Over the weekend a panel of progressive women of color in Congress -- including Rep. Deb Haaland, D-New Mexico, talked about why they ran for office and what they hoped to do.
The Saturday panel at Netroots Nation in Philadelphia also included Reps. Rashida Tlaib, D-Michigan, Ayanna Pressley, D-Massachusetts, and Rep. Ilhan Omar, D-Minnesota.
“We were sent to Washington to lead with our values and have an agenda that really pushes that forward,” Omar said. “There is a constant struggle with people who have power about sharing power and we’re not in the business of asking to share that power, we’re in the interest of grabbing that power … we are doing the job that people in this country put us forward to do.”
As if to prove that point, the President of the United States went on a racist Twitter rant Sunday telling progressive women to go back to another country.
"So interesting to see “Progressive” Democrat Congresswomen, who originally came from countries whose governments are a complete and total catastrophe, the worst, most corrupt and inept anywhere in the world (if they even have a functioning government at all), now loudly. and viciously telling the people of the United States, the greatest and most powerful Nation on earth, how our government is to be run.”
Trump also said, just to be certain the message was clear, “I’m sure that Nancy Pelosi would be very happy to quickly work out free travel arrangements!” (alluding to a Democratic internal debate about how to challenge the president’s policies on the Southern Border.)
Rep. Omar was born in Somalia. All of the other members of Congress on that progressive panel were born in the United States. And, as The Washington Post pointed out, Trump comes from a family of immigrants. “His mother was born in Scotland, and two of his three wives are from Southern or Eastern Europe,” the Post said.
Of course the richest irony of all: Rep. Haaland, Laguna Pueblo, has a family history on this land that began with time immemorial.
Haaland said her work in Congress literally means being a voice for her constituents by being accessible. Some members of Congress “never meet with their constituents, believe it or not, because they don't want to hear what they have to say to them.”
Haaland said she does town halls, she meets with people in her office, and “I show up at rallies.”
“Yes. I show up at all the rallies and speak on behalf of the children who are incarcerated in those cages on the Southern border because they need our voice as much as everyone else does,” Haaland said. “So yes, I want to hear those stories. I want to hear what's important to my constituents, but also to all of Indian Country.”
In his tweets, President Donald J. Trump did not single out any “progressives.” He later added that it was “sad” that Democrats were defending the elected representatives.
He wrote: “So sad to see the Democrats sticking up for people who speak so badly of our Country and who, in addition, hate Israel with a true and unbridled passion. Whenever confronted, they call their adversaries, including Nancy Pelosi, “RACIST.” Their disgusting language........and the many terrible things they say about the United States must not be allowed to go unchallenged. If the Democrat Party wants to continue to condone such disgraceful behavior, then we look even more forward to seeing you at the ballot box in 2020!”
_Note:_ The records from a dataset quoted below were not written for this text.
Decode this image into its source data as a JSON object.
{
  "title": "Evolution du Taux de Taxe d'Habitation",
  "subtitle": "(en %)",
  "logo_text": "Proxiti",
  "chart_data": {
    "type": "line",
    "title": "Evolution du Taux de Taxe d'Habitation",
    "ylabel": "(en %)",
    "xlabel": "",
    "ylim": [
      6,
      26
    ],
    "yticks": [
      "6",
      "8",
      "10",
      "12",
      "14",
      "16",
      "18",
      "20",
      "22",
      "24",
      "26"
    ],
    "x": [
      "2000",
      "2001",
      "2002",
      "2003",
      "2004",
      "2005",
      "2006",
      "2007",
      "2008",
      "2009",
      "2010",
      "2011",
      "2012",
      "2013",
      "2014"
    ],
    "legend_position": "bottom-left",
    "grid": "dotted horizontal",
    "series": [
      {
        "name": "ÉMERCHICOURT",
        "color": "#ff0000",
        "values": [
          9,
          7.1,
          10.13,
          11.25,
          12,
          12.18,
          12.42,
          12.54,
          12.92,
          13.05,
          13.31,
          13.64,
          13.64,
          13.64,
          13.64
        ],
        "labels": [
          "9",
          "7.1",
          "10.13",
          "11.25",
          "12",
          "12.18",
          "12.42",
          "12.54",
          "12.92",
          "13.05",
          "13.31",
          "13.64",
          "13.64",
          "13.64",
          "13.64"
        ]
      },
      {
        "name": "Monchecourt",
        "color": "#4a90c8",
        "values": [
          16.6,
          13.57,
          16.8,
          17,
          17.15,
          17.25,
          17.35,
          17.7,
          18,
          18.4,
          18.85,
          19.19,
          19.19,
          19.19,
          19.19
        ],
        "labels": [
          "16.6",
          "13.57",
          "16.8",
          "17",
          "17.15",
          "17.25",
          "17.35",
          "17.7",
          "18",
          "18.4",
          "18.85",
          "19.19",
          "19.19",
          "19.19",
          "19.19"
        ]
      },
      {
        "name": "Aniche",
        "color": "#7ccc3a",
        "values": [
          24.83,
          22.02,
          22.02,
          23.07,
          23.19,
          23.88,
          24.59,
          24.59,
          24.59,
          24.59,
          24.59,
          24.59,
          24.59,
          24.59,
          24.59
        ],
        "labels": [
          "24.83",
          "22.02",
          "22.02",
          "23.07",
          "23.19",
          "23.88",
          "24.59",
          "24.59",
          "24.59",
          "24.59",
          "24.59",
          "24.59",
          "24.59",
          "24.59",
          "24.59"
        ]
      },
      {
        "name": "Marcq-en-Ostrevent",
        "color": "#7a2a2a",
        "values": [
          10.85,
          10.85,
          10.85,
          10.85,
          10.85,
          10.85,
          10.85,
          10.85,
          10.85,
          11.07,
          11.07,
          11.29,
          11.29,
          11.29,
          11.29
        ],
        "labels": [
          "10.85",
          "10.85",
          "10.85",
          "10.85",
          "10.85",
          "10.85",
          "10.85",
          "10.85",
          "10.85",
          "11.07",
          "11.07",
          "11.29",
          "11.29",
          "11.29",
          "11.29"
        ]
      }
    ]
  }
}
But it was mostly Democrats, independents, and the media who called out the president for his racist tweets. As the Washington Post reported; “The silence of Republican leaders appeared to suggest either that they agreed with the views expressed by their standard-bearer or that he has so effectively consolidated his control over their party that they have grown disinclined to voice dissent.”
The issue that defines the Trumpian, Republican Party of today is immigration. The president defended his policy on the border, including the caging of adults and children because they sought asylum in the United States.
“We’re going to look back at this moment as a very, very dark time,” Rep. Tlaib said. “We’re going to look back and say what did we do as a nation to push against this? This is a whole generation of children that will never forget what our nation did to them.”
Haaland said this is what the United States does.
“My grandmother, when she was eight years old, was taken to boarding school over a hundred miles away from her community. And her father only got to visit her twice because his only mode of transportation was a horse and a wagon,” she said. “And so, and this is the thing, they took him to boarding school and you think they taught in math and science? No, They taught him how to iron clothes and clean churches and things like that. So it's been happening for a long, long time. You have more control over people when you can separate them. You have control over children. When you can separate the children from their parents,” Haaland said. “It didn't work then and it's not working now.”
Haaland also made the case that Republican voters -- unlike the elected officials --- will cast ballots for progressive candidates when given that choice.
The district that Haaland represents, Albuquerque, is a “plus seven” district meaning that more Democrats than Republicans vote there (by a margin of seven points). “I won my general election by 23 points. I ran on an unapologetically progressive platform and Republicans voted for me,” Haaland said. “This will be a year of inclusion for every single American who's been sidelined by the economic injustice that so many of us are experiencing now and have experienced for centuries.”